Regardless of implementation, though, I suspect it would be a speed loss
overall, for most programs. The only operations it would clearly speed
up are string equality & inequality testing. Against that, every time a
string object is created it would have to be uniquified, whether or not
it was ever going to be used in one of the few operations uniquification
speeds.
Whether that's a win overall depends on how often string (in)equality
testing is done, compared to how often strings are created. I don't
know, but suspect that _most_ programs have an unfavorable ratio.
SNOBOL4 had a quite different reason for doing this: that language (like
tcl) allowed any string to be a variable name (e.g., <blank><tab><return>),
and wanted to store strings uniquely specifically to support that strange
language feature.
I also worry that if Python were changed to uniquify strings, a future
implementation of a mutable string class would be awful painful, in that
how to implement
mutable_str[i] = 'b'
would become a real baffler if mutable strings and regular (uniquified)

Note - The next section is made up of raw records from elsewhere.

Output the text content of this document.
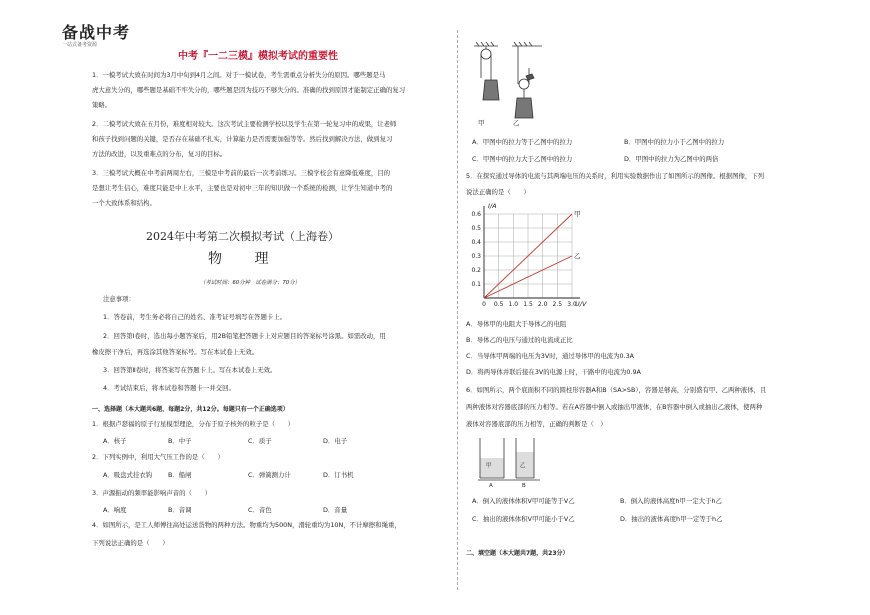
备战中考
一站式备考资源
中考『一二三模』模拟考试的重要性

1．一模考试大致在时间为3月中旬到4月之间。对于一模试卷，考生需重点分析失分的原因。哪些题是马

虎大意失分的，哪些题是基础不牢失分的，哪些题是因为技巧不够失分的。准确的找到原因才能制定正确的复习

策略。

2．二模考试大致在五月份，难度相对较大。这次考试主要检测学校以及学生在第一轮复习中的成果，让老师

和孩子找到问题的关键，是否存在基础不扎实，计算能力是否需要加强等等。然后找到解决方法，做到复习

方法的改进，以及重难点的分布，复习的目标。

3．三模考试大概在中考前两周左右，三模是中考前的最后一次考前练习。三模学校会有意降低难度，目的

是想让考生信心，难度只能是中上水平，主要也是对初中三年的知识做一个系统的检测，让学生知道中考的

一个大致体系和结构。

2024年中考第二次模拟考试（上海卷）
物 理
（考试时间：60分钟　试卷满分：70分）

注意事项：

1．答卷前，考生务必将自己的姓名、准考证号填写在答题卡上。

2．回答第Ⅰ卷时，选出每小题答案后，用2B铅笔把答题卡上对应题目的答案标号涂黑。如需改动，用

橡皮擦干净后，再选涂其他答案标号。写在本试卷上无效。

3．回答第Ⅱ卷时，将答案写在答题卡上。写在本试卷上无效。

4．考试结束后，将本试卷和答题卡一并交回。

一、选择题（本大题共6题，每题2分，共12分。每题只有一个正确选项）

1．根据卢瑟福的原子行星模型理论，分布于原子核外的粒子是（　　）

A．核子	B．中子	C．质子	D．电子

2．下列实例中，利用大气压工作的是（　　）

A．吸盘式挂衣钩 B．船闸	C．弹簧测力计	D．订书机

3．声源振动的频率能影响声音的（　　）

A．响度	B．音调	C．音色	D．音量

4．如图所示，是工人师傅往高处运送货物的两种方法。物重均为500N，滑轮重均为10N，不计摩擦和绳重，

下列说法正确的是（　　）

甲	乙
A．甲图中的拉力等于乙图中的拉力	B．甲图中的拉力小于乙图中的拉力
C．甲图中的拉力大于乙图中的拉力	D．甲图中的拉力为乙图中的两倍

5．在探究通过导体的电流与其两端电压的关系时，利用实验数据作出了如图所示的图像。根据图像，下列

说法正确的是（　　）

0 0.5 1.0 1.5 2.0 2.5 3.0
0.1
0.2
0.3
0.4
0.5
0.6
U/V
I/A
甲
乙

A．导体甲的电阻大于导体乙的电阻

B．导体乙的电压与通过的电流成正比

C．当导体甲两端的电压为3V时，通过导体甲的电流为0.3A

D．将两导体并联后接在3V的电源上时，干路中的电流为0.9A

6．如图所示，两个底面积不同的圆柱形容器A和B（SA>SB），容器足够高，分别盛有甲、乙两种液体，且

两种液体对容器底部的压力相等。若在A容器中倒入或抽出甲液体，在B容器中倒入或抽出乙液体，使两种

液体对容器底部的压力相等，正确的判断是（　）

甲	乙
A	B
A．倒入的液体体积V甲可能等于V乙	B．倒入的液体高度h甲一定大于h乙
C．抽出的液体体积V甲可能小于V乙	D．抽出的液体高度h甲一定等于h乙

二、填空题（本大题共7题，共23分）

strings are to live together happily.
> ...
> (the time overhead is incurred at read-time, which may or may not
> justify the match-time improvement).
Right! And if Python implemented it behind the covers,
the time overhead is incurred at string-object creation time, which
may or may not justify the match-time improvement
except that the overhead suddenly extends to _all_ string creations
(modulo currently unimplemented optimization techniques).
How about trying this? Here's module "symbol":
_tab = {}
def intern(str):
try:
return _tab[str]
except KeyError:
_tab[str] = str
return str
>>> from symbol import intern
>>> a = intern('abc')
>>> b = intern('a' + 'bc')
>>> a is b
1
>>>
Using something like that is syntactically easy, and allows you to apply
uniquification only to those strings where you know that equality testing
is a very important operation. And I'm not sure uniquification would go
a heck of a lot faster even if it were built in to the language (since
the major expense would be some form of hash-table overhead anyway, and
"intern" is a cheap wrapper).
strings-for-thought-ly y'rs - tim
Tim Peters tim@ksr.com
not speaking for Kendall Square Research Corp